If reform is revenue neutral, in the sense that the overall amount spent on welfare is to remain broadly unchanged (including for these purposes the foregone tax from the initial allowance and any substantially reduced lower bands of income tax as welfare payments), then the redistribution would be primarily amongst poor households. The nature of such redistribution depends critically on the details of the scheme – what allowance, if any, is made for sickness, disability, the reasons for low income, housing costs, the relationship of child to adult basic income, etc. These factors are relevant because of the elaborate plumbing of welfare systems, designed to match resources with needs, which the advocates of basic income would sweep away. In the absence of considerably more detail in the presentation of the schemes, it is not possible to specify what these redistributive effects would be. Two things are certain, however. One is the political reality that those who lose from reform will be louder in their complaints than the gainers in celebrating their good fortune. The second is that extensive transitional measures would be required to alleviate immediate hardship for the already needy households.

The alternative is to raise taxes on wealthier households sufficiently to ensure that almost no households would lose. In the UK, a “benefits cap” was introduced in 2013 to prevent households from receiving more than the median income in welfare benefits and a single person from receiving more than around 70% of the median income.
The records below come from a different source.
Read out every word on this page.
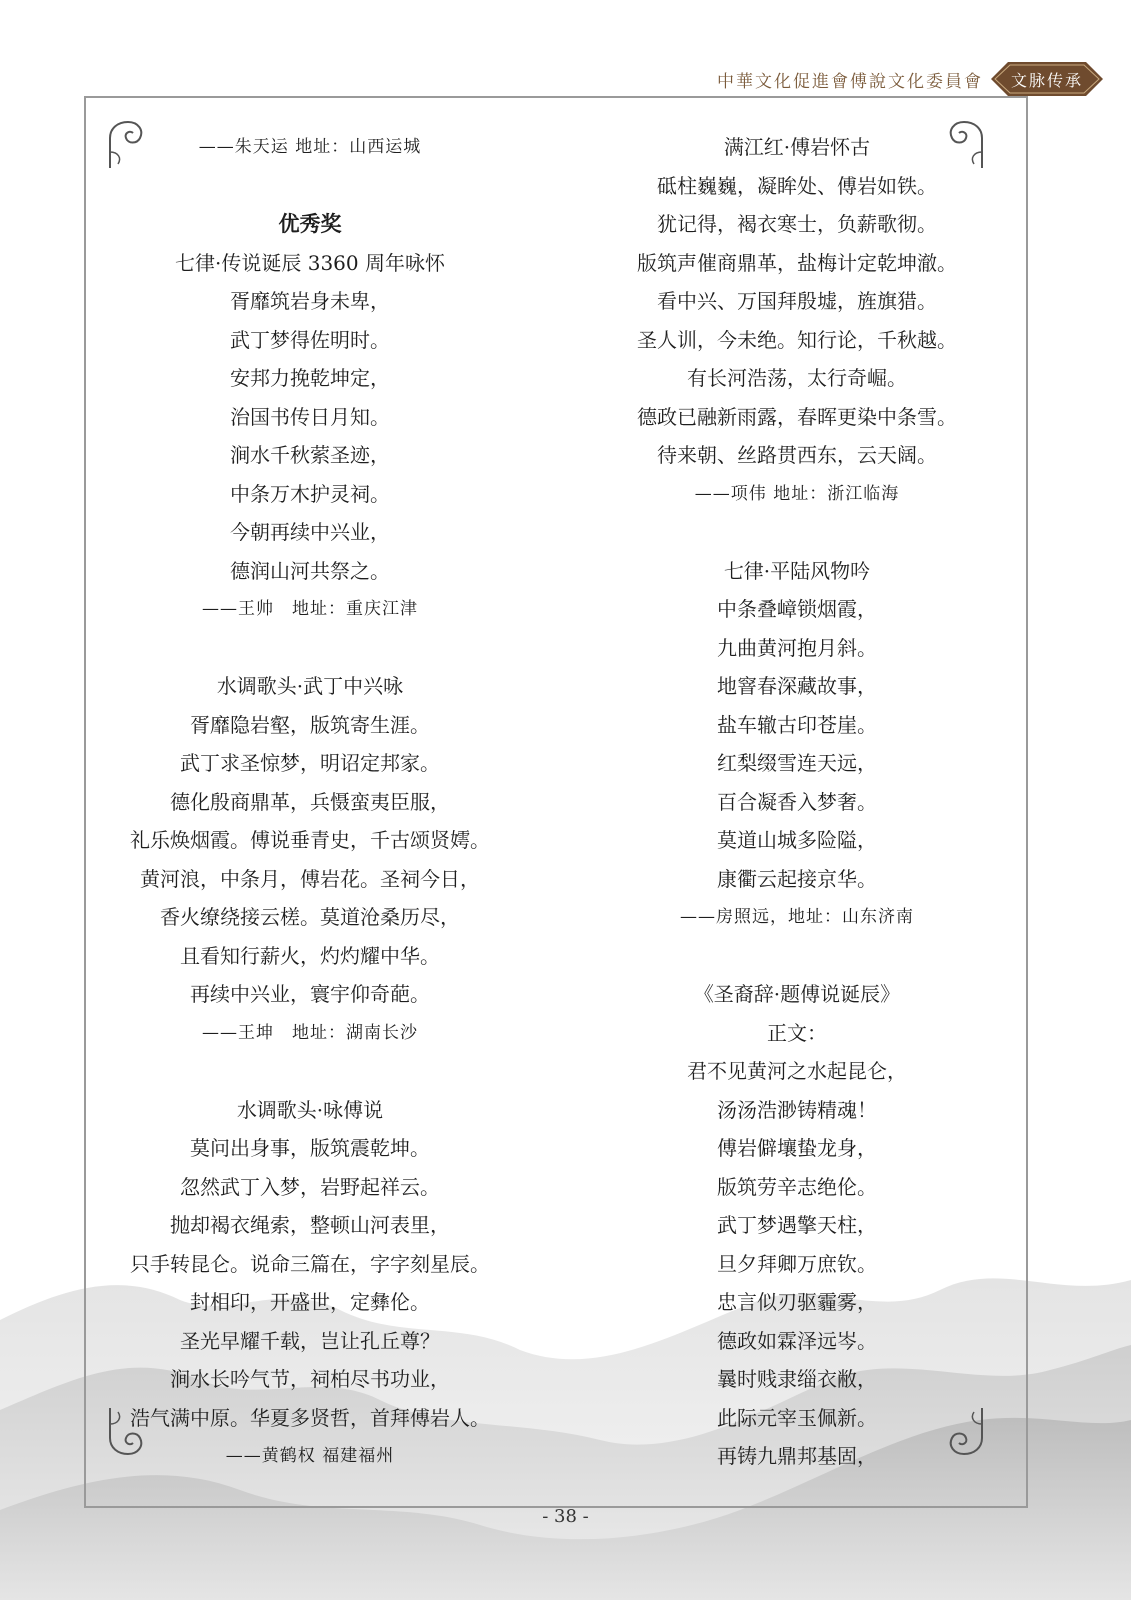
中華文化促進會傅說文化委員會 文脉传承
——朱天运 地址：山西运城
优秀奖
七律·传说诞辰 3360 周年咏怀
胥靡筑岩身未卑，
武丁梦得佐明时。
安邦力挽乾坤定，
治国书传日月知。
涧水千秋萦圣迹，
中条万木护灵祠。
今朝再续中兴业，
德润山河共祭之。
——王帅　地址：重庆江津
水调歌头·武丁中兴咏
胥靡隐岩壑，版筑寄生涯。
武丁求圣惊梦，明诏定邦家。
德化殷商鼎革，兵慑蛮夷臣服，
礼乐焕烟霞。傅说垂青史，千古颂贤嫮。
黄河浪，中条月，傅岩花。圣祠今日，
香火缭绕接云槎。莫道沧桑历尽，
且看知行薪火，灼灼耀中华。
再续中兴业，寰宇仰奇葩。
——王坤　地址：湖南长沙
水调歌头·咏傅说
莫问出身事，版筑震乾坤。
忽然武丁入梦，岩野起祥云。
抛却褐衣绳索，整顿山河表里，
只手转昆仑。说命三篇在，字字刻星辰。
封相印，开盛世，定彝伦。
圣光早耀千载，岂让孔丘尊？
涧水长吟气节，祠柏尽书功业，
浩气满中原。华夏多贤哲，首拜傅岩人。
——黄鹤权 福建福州
满江红·傅岩怀古
砥柱巍巍，凝眸处、傅岩如铁。
犹记得，褐衣寒士，负薪歌彻。
版筑声催商鼎革，盐梅计定乾坤澈。
看中兴、万国拜殷墟，旌旗猎。
圣人训，今未绝。知行论，千秋越。
有长河浩荡，太行奇崛。
德政已融新雨露，春晖更染中条雪。
待来朝、丝路贯西东，云天阔。
——项伟 地址：浙江临海
七律·平陆风物吟
中条叠嶂锁烟霞，
九曲黄河抱月斜。
地窨春深藏故事，
盐车辙古印苍崖。
红梨缀雪连天远，
百合凝香入梦奢。
莫道山城多险隘，
康衢云起接京华。
——房照远，地址：山东济南
《圣裔辞·题傅说诞辰》
正文：
君不见黄河之水起昆仑，
汤汤浩渺铸精魂！
傅岩僻壤蛰龙身，
版筑劳辛志绝伦。
武丁梦遇擎天柱，
旦夕拜卿万庶钦。
忠言似刃驱霾雾，
德政如霖泽远岑。
曩时贱隶缁衣敝，
此际元宰玉佩新。
再铸九鼎邦基固，
- 38 -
Despite provisions designed to exempt those who might suffer particular hardship, the cap was applied in 59,000 cases in the first year.24 Thus, even basic income in the range 50-70% of median income would involve a loss of benefits for a significant number of households. But the tax cost of such provision would approach half of GDP, a level which, given other claims on public expenditure, is impossible.

Conclusion

Attempting to turn basic income into a realistic proposal involves the reintroduction of elements of the benefit system which are dependent on multiple contingencies and also on income and wealth. The outcome is a welfare system which resembles those that already exist. And this is not surprising. The complexity of current arrangements is not the result of bureaucratic perversity. It is the product of attempts to solve the genuinely difficult problem of meeting the variety of needs of low-income households while minimising disincentives to work for households of all income levels – while ensuring that the system established for that purpose is likely to sustain the support of those who are required to pay for it. I share Piachaud’s conclusion that basic income is a distraction from sensible, feasible and necessary welfare reforms.25 As in other areas of policy, it is simply not the case that there are simple solutions to apparently difficult issues which policymakers have hitherto been too stupid or corrupt to implement.